Best Way to Short Bonds

 

 

 

 

ZB 2.18.15

Best Way to Short Bonds

Adding to Shorter Term Positions to Our Long Term Treasury Bond Short:

Due to these shifting fundamentals, we are once again dipping our toe in the “short bond” pool and are buying a basket of TBT, SJB and KRE (Long Bank ETF). TBF is the unleveraged version of TBT and for those who can’t/won’t do leveraged ETFs, that’s a decent option.

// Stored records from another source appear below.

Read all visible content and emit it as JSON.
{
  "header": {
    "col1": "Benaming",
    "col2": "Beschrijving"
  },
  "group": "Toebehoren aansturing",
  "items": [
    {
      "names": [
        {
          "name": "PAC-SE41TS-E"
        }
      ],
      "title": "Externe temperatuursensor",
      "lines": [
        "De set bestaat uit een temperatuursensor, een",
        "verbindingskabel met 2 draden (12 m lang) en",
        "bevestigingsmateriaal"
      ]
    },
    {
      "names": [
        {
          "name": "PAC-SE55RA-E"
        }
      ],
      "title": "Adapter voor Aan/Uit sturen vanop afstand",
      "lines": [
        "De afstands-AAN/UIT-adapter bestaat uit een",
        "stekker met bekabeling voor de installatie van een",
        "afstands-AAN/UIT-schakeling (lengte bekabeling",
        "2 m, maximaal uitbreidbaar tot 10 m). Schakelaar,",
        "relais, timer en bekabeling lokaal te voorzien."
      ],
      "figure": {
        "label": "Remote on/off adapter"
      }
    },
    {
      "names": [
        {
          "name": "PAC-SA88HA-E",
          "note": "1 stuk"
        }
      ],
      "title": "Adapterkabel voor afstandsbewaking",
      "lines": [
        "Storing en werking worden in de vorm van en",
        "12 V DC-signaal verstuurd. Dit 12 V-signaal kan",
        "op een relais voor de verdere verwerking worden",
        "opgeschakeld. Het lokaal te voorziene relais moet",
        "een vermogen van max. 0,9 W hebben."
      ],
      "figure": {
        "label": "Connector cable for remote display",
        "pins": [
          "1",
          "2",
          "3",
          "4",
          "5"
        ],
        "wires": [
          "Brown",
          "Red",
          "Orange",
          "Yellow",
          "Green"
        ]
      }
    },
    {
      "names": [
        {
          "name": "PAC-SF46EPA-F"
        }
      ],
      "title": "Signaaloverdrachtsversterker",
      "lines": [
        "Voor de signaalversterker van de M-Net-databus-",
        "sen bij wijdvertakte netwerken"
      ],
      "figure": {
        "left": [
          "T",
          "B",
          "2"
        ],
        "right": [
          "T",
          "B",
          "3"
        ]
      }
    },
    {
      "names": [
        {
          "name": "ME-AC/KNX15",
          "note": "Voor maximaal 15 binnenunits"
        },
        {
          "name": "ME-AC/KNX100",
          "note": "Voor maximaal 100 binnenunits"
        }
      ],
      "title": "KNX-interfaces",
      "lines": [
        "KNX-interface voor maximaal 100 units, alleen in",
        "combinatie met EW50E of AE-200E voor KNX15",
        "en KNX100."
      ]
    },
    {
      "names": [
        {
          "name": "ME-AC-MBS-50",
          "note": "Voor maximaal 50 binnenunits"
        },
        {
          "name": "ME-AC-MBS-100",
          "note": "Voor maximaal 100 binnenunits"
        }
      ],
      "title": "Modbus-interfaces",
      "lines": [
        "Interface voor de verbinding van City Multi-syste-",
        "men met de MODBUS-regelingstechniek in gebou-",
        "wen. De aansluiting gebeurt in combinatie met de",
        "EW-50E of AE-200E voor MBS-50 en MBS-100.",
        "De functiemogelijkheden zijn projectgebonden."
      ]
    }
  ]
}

There are many other “short bond” ETFs that I think are good products, including DTUS (iPath US Treasury 2-Year Bear ETN), STPP (iPath US Treasury Steepener ETN), and PST (ProShares UltraShort 7-10 year Treasury) but the first two trade with very low volume (which is a shame because the 2 year will get hit as the FOMC hikes rates and the curve will steepen materially), while the third has volume but in a rising rate environment, given the unnatural flattening of the curve over the past six months, the “back end” of the curve will play catch up more than the “belly” (so being short 30 years will produce better returns than being short 7-10 years bonds).

I mention these because if you can take the volume risk, they are good products that will profit as bonds decline—but given they are “trade by appointment,” I’m not going to materially feature them in the Report, because they won’t be appropriate for most clients.

We are indeed “once bitten, twice shy” on this trade so we will start out allocating just 1/3 of our target to it—with a stop at the respective recent lows. And, I am acutely aware that a “Grexit” could create another wave of money into Treasuries that will again overwhelm negative domestic bond fundamentals.

As a result, we will be cautious at first, and look to add to this strategy once we have a profit.